ROMAN CONTEMPORAIN — La parution d’un nouveau livre de l’Américaine Toni Morrison est toujours un événement éditorial. Délivrances est son onzième roman.
Délivrances s’ouvre sur la naissance d’une petite fille et se referme sur la promesse d’une maternité prochaine pour ce même personnage. Entre ces deux moments cruciaux, Toni Morrison déroule la vie de cette femme, née Lula Ann, mais rebaptisée Bride à l’âge adulte. Elle nous dévoile les failles qui se cachent derrière l’armure de cette femme sculpturale, qui a fait de sa peau noire d’encre son atout, sa marque de fabrique. Car Bride n’a pas toujours été cette femme sûre d’elle, qui mène une belle carrière dans les cosmétiques : autrefois, c’était cette petite fille si noire que sa mère refusait de la toucher plus que nécessaire, si noire que le père est parti, persuadée que ce n’était pas sa fille. Une petite fille prête à tout pour s’attirer les bonnes grâces de sa mère, juste un peu d’affection… quitte à mentir au tribunal.
Au début du roman, Bride attend devant une prison, les bras chargés de cadeau. Elle attend une femme qui a été emprisonnée pendant de longues années, pour pédophilie. Cette rencontre ne se déroulera pas comme Bride l’avait prévu. Mais à quoi s’attendait-elle, elle qui a autrefois envoyé cette femme en prison ?

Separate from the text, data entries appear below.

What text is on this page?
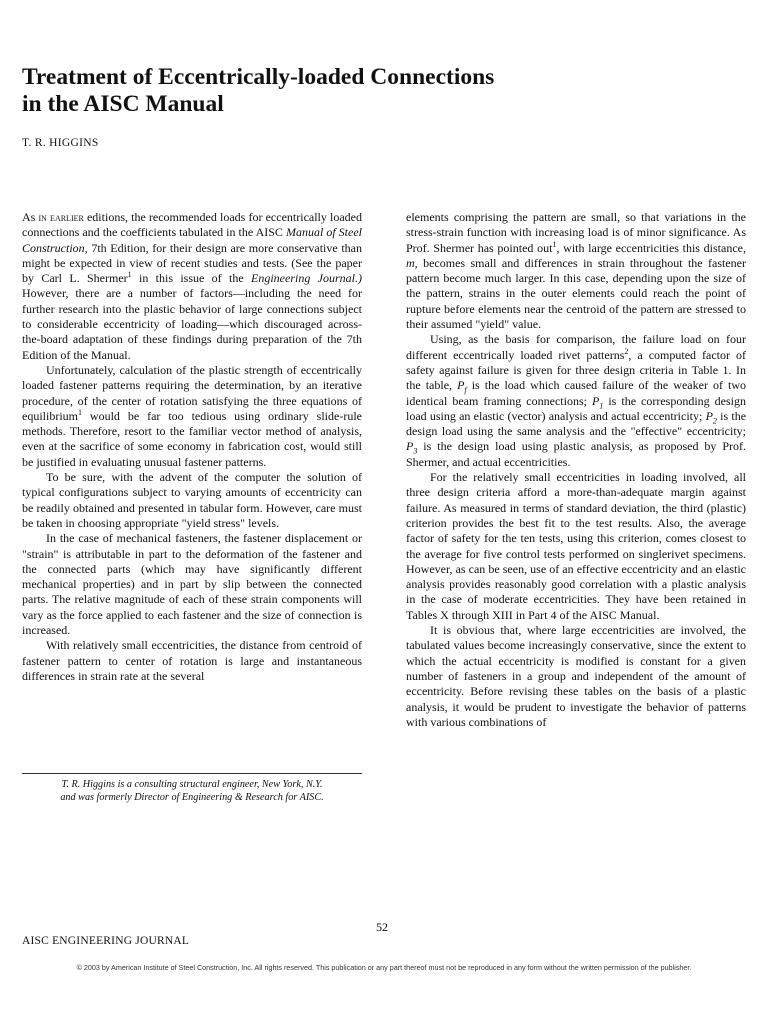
Treatment of Eccentrically-loaded Connections
in the AISC Manual

T. R. HIGGINS

As in earlier editions, the recommended loads for eccentrically loaded connections and the coefficients tabulated in the AISC Manual of Steel Construction, 7th Edition, for their design are more conservative than might be expected in view of recent studies and tests. (See the paper by Carl L. Shermer$^1$ in this issue of the Engineering Journal.) However, there are a number of factors—including the need for further research into the plastic behavior of large connections subject to considerable eccentricity of loading—which discouraged across-the-board adaptation of these findings during preparation of the 7th Edition of the Manual.

Unfortunately, calculation of the plastic strength of eccentrically loaded fastener patterns requiring the determination, by an iterative procedure, of the center of rotation satisfying the three equations of equilibrium$^1$ would be far too tedious using ordinary slide-rule methods. Therefore, resort to the familiar vector method of analysis, even at the sacrifice of some economy in fabrication cost, would still be justified in evaluating unusual fastener patterns.

To be sure, with the advent of the computer the solution of typical configurations subject to varying amounts of eccentricity can be readily obtained and presented in tabular form. However, care must be taken in choosing appropriate "yield stress" levels.

In the case of mechanical fasteners, the fastener displacement or "strain" is attributable in part to the deformation of the fastener and the connected parts (which may have significantly different mechanical properties) and in part by slip between the connected parts. The relative magnitude of each of these strain components will vary as the force applied to each fastener and the size of connection is increased.

With relatively small eccentricities, the distance from centroid of fastener pattern to center of rotation is large and instantaneous differences in strain rate at the several

T. R. Higgins is a consulting structural engineer, New York, N.Y.
and was formerly Director of Engineering & Research for AISC.

elements comprising the pattern are small, so that variations in the stress-strain function with increasing load is of minor significance. As Prof. Shermer has pointed out$^1$, with large eccentricities this distance, m, becomes small and differences in strain throughout the fastener pattern become much larger. In this case, depending upon the size of the pattern, strains in the outer elements could reach the point of rupture before elements near the centroid of the pattern are stressed to their assumed "yield" value.

Using, as the basis for comparison, the failure load on four different eccentrically loaded rivet patterns$^2$, a computed factor of safety against failure is given for three design criteria in Table 1. In the table, $P_f$ is the load which caused failure of the weaker of two identical beam framing connections; $P_1$ is the corresponding design load using an elastic (vector) analysis and actual eccentricity; $P_2$ is the design load using the same analysis and the "effective" eccentricity; $P_3$ is the design load using plastic analysis, as proposed by Prof. Shermer, and actual eccentricities.

For the relatively small eccentricities in loading involved, all three design criteria afford a more-than-adequate margin against failure. As measured in terms of standard deviation, the third (plastic) criterion provides the best fit to the test results. Also, the average factor of safety for the ten tests, using this criterion, comes closest to the average for five control tests performed on singlerivet specimens. However, as can be seen, use of an effective eccentricity and an elastic analysis provides reasonably good correlation with a plastic analysis in the case of moderate eccentricities. They have been retained in Tables X through XIII in Part 4 of the AISC Manual.

It is obvious that, where large eccentricities are involved, the tabulated values become increasingly conservative, since the extent to which the actual eccentricity is modified is constant for a given number of fasteners in a group and independent of the amount of eccentricity. Before revising these tables on the basis of a plastic analysis, it would be prudent to investigate the behavior of patterns with various combinations of

52
AISC ENGINEERING JOURNAL
© 2003 by American Institute of Steel Construction, Inc. All rights reserved. This publication or any part thereof must not be reproduced in any form without the written permission of the publisher.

Dans Délivrances, les personnages semblent tous prisonniers de leur passé, qui les empêche d’avancer et d’être heureux. Les souvenirs sont des entraves dont il est difficile de se débarrasser, mais la parole, la force de l’aveu, peuvent enfin libérer ceux que les remords et les regrets étreignent. Bride, bien sûr, ploie sous le poids de ce qu’elle a fait enfant, sous cette terrible culpabilité. Son compagnon, Booker, vit dans le souvenir d’un frère trop tôt disparu, dans l’horreur de ce qu’il lui est arrivé. Dans Délivrances, la famille est défaillante : Booker a préféré s’éloigner de ses proches, trop prompts selon lui à retrouver une vie normale après le drame. Bride, elle, a grandi dans une famille monoparentale, où elle était victime du racisme de sa propre mère. Celle-ci ne comprenait pas d’où venait la noirceur de sa fille, elle qui avait le teint si blond, si pâle. Elle se défendait de tout racisme, bien sûr : son attitude dévastatrice, elle la justifiait par ces mots : « Je devais être stricte, très stricte. Il fallait que Lula Ann apprenne à bien se tenir, à éviter de se faire remarquer et à ne pas causer de problèmes. » (p. 18) L’horreur n’est jamais loin : la mère de Lula Ann avoue même avoir envisagé l’infanticide… Toni Morrison construit donc le personnage d’une mère indifférente, qui voit sa propre fille comme un fardeau, et la juge sur sa couleur de peau, reproduisant inconsciemment un schéma terrible, mais bien connu…
Mais Lula Ann a su surmonter le dégoût maternel et est devenue Bride, une femme qui a réussit, qui roule en voiture de luxe, et incarne une élégance féline, toute de blanc vêtue, pour sublimer sa peau d’ébène. On la regarde, on l’admire. Le lecteur, lui, essaie de la cerner : Toni Morrison a fait le choix du roman choral, ce qui nous permet d’apprécier Bride sous de multiples facettes. Une réussite !
Les traumatismes enfantins et le racisme sont autant de thèmes récurrents dans les romans de Toni Morrison, qui sait les traiter avec justesse et doigté, ce qui n’est pourtant pas chose facile : Délivrances ne fait pas exception, et montre une nouvelle fois l’immense talent de cet auteur.